World

Bin Laden’s Hideout Might Become A Playground

Dan Chaison Reporter
Font Size:

Five years after US Navy SEALs stormed Osama Bin Laden’s hideout and killed the late al-Qaida leader, the plot of land where the mission took place is the center of another battle.

The safe house has since been demolished but civilian and military officials are feuding over what to do with the land, Stars and Stripes reports.

The 38,000 square foot compound sits in Pakistan’s Khyber Pakhtunkhwa province where government officials are set on installing a community playground doubling as a prayer center.

“In addition to a playground, the place can be used for funeral prayers as well. The people in the area have neither a playground nor a place for funeral prayers nearby,” Information Minister Mushtaq Ghani told the BBC.

But military officials want to use the location as a graveyard. Bashir Khan, a member of the Cantonment Board of Abbottabad — a military council responsible for regulating local development — told the BBC there aren’t enough cemeteries in the area.

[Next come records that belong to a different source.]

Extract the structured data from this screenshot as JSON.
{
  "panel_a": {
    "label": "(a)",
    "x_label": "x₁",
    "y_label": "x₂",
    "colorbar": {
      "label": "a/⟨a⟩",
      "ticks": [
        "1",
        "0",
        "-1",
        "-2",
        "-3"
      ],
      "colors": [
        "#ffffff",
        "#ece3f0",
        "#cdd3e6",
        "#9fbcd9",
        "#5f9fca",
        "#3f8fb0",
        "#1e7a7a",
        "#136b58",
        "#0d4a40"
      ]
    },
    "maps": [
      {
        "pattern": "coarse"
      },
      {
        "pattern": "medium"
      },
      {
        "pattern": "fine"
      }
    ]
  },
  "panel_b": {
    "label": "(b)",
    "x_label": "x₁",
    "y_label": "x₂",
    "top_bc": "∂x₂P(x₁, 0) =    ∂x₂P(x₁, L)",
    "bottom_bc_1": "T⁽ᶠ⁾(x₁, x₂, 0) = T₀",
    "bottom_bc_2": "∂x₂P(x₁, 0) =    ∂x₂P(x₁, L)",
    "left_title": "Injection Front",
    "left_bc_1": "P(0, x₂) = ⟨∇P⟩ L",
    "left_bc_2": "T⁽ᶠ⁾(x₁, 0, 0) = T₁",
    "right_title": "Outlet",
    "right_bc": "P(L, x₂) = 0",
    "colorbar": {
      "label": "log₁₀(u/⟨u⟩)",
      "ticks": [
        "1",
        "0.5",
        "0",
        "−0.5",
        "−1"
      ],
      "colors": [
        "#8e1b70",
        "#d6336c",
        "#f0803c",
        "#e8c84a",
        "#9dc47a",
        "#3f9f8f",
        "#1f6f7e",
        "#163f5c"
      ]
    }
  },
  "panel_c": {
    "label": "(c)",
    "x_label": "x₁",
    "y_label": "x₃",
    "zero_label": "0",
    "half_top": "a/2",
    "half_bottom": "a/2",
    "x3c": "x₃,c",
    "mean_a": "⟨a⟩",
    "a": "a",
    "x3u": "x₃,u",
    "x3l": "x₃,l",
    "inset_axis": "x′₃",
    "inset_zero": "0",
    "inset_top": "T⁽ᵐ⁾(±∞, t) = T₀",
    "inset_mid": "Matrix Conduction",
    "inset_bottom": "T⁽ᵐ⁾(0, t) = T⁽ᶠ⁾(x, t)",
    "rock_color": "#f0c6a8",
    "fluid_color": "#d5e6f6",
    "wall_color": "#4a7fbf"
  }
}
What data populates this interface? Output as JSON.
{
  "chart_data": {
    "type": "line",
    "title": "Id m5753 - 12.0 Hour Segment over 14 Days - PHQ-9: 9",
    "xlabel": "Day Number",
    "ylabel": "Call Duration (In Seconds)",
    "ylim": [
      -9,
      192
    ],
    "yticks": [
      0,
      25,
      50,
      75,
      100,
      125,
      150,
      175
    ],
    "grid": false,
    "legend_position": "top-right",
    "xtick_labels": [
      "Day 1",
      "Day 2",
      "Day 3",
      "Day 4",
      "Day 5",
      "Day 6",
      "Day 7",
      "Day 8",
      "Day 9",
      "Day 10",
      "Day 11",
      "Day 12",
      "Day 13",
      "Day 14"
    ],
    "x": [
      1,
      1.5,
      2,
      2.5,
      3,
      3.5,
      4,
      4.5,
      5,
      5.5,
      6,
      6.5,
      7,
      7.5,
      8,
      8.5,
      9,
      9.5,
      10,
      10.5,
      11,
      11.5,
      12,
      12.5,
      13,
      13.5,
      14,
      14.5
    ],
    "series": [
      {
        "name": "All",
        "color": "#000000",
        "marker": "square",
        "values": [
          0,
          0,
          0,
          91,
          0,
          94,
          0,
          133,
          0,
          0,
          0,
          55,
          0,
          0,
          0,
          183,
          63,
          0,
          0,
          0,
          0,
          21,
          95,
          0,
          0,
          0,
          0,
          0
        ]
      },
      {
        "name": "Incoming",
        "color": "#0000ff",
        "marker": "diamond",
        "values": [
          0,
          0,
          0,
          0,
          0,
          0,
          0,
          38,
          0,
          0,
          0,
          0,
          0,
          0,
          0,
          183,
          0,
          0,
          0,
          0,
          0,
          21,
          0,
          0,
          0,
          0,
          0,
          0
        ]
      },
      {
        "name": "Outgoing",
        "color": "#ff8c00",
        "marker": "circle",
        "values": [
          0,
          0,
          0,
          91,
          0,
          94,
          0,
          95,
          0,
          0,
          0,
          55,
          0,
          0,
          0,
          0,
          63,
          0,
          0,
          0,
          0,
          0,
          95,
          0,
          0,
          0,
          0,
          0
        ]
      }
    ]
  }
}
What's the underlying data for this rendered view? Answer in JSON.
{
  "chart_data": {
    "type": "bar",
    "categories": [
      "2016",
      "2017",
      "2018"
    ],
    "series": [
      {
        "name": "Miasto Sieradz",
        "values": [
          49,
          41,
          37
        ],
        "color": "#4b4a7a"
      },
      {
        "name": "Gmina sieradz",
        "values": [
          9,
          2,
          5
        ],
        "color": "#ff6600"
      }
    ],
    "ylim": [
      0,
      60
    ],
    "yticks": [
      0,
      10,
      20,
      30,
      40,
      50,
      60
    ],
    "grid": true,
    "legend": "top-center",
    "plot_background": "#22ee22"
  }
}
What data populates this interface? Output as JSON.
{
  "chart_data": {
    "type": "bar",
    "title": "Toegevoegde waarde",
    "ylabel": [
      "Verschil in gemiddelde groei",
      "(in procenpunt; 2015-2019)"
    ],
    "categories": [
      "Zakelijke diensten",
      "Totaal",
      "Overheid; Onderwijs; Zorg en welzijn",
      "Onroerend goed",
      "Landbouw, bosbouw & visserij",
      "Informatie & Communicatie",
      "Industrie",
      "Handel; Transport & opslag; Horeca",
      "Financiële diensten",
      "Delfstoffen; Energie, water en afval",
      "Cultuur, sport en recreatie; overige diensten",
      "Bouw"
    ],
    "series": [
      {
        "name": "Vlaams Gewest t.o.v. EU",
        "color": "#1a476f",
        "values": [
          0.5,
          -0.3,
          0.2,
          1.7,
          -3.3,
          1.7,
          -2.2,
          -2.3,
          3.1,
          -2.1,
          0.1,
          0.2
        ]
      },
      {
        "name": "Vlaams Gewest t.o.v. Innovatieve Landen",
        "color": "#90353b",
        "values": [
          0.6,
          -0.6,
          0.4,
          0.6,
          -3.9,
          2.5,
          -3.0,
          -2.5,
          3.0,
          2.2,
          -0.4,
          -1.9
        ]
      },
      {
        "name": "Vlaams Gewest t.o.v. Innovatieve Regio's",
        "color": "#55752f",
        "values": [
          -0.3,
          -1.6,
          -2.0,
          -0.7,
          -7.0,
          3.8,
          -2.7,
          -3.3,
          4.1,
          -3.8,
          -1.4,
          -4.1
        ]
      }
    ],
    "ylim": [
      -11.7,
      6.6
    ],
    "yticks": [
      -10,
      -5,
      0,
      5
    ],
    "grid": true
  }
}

“It is needed because there is no graveyard nearby for the local population,” said Khan.

The tug of war between civilian and military officials began after the compound was fenced off by the military in May of this year, according to Stars and Stripes. The fence was removed after the government stepped in, but last month the military returned stetting up a three-foot wall around the perimeter.

The wall remains but exclusive authority over the land is yet to be ironed out.

Since the safe house was demolished, neighborhood kids have used the empty field to play games. Area residents want to rid their neighborhood of the stigma attached to the al-Qaeda leader’s compound and some have suggested building a school for girls.